Advancing SDG-3 Through Data-Driven Pathways

In 2025, Amref Health Africa deepened its partnership with the MoH to support the development of Ethiopia’s SDG-3 Acceleration Roadmap, positioning evidence and modeling at the centre of national decision-making on maternal and child health. The plan provides a practical, data-driven pathway for closing persistent gaps in health outcomes while strengthening the resilience and equity of Ethiopia’s health system on the road to 2030.

Working alongside the Ministry and Regional Health Bureaus, Amref developed scenario-based SDG-3 modeling to identify where focused investments would deliver the greatest impact under real system conditions. The analysis translated national data into actionable policy choices, helping decision-makers prioritize interventions that are both high-impact and feasible within existing Primary Health Care platforms.

The modeling indicates that expanding effective coverage and ensuring women receive timely, high-quality care across maternal health services could help avert an estimated 4,000 maternal deaths in the year 2030, alone. Crucially, these gains depend not only on service availability, but on system enablers such as health worker capacity, functional referral networks, reliable supplies, and service readiness. This reinforces the importance of strengthening systems alongside scaling services.

The analysis further shows that most lives could be saved by concentrating on a small set of proven interventions across the continuum of care, including quality labor and delivery services, prevention and management of pre-eclampsia and postpartum hemorrhage, safe abortion and post-abortion care, timely Caesarean delivery, clean birth environments, access to modern contraception, and effective management of maternal infections. Focusing on these interventions offers a clear pathway to maximize impact, efficiency, and value for money.

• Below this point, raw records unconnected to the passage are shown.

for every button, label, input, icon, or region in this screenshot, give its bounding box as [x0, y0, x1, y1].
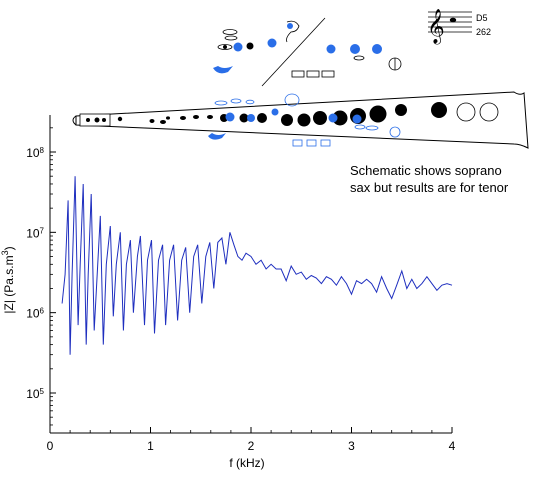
x-tick-label: 1 — [147, 439, 154, 453]
x-tick-label: 3 — [348, 439, 355, 453]
x-tick-label: 0 — [47, 439, 54, 453]
y-tick-label: 107 — [26, 226, 44, 241]
y-tick-label: 106 — [26, 306, 44, 321]
y-tick-label: 108 — [26, 146, 44, 161]
note-frequency: 262 — [476, 27, 491, 37]
musical-note-icon: 𝄞 — [427, 9, 472, 45]
x-axis-label: f (kHz) — [229, 456, 264, 470]
y-axis-label: |Z| (Pa.s.m3) — [0, 246, 16, 313]
y-tick-label: 105 — [26, 387, 44, 402]
y-ticks: 105 106 107 108 — [26, 127, 56, 426]
annotation-line-2: sax but results are for tenor — [350, 180, 509, 195]
saxophone-schematic: 𝄞 D5 262 — [72, 9, 529, 149]
svg-text:𝄞: 𝄞 — [427, 9, 445, 45]
x-tick-label: 4 — [449, 439, 456, 453]
x-tick-label: 2 — [248, 439, 255, 453]
annotation-line-1: Schematic shows soprano — [350, 163, 502, 178]
x-ticks: 0 1 2 3 4 — [47, 427, 456, 453]
note-name: D5 — [476, 13, 488, 23]
impedance-series-line — [61, 176, 453, 355]
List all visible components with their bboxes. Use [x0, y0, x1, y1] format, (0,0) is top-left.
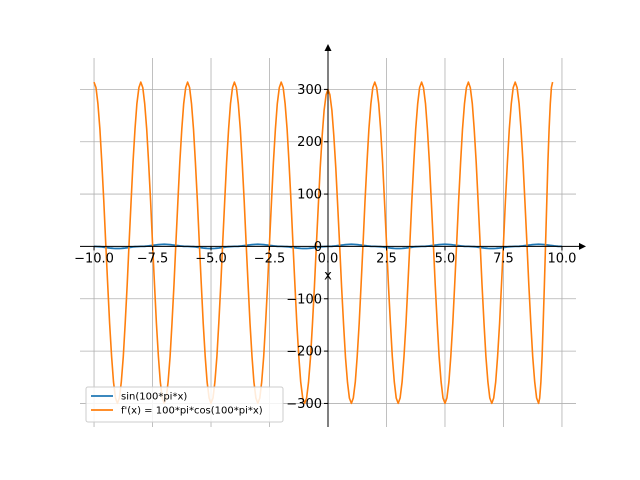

Beyond maternal health, the SDG-3 Acceleration Roadmap demonstrates the role of data-driven pathways in aligning partners around shared priorities. For Amref, this work reflects a broader strategic role, supporting national leadership with credible evidence, analytical capacity, and practical tools that translate data into decisions. 

As Ethiopia accelerates progress toward SDG-3, Amref remains committed to working alongside the Ministry of Health to build resilient, people-centred health systems grounded in data, equity, and national ownership.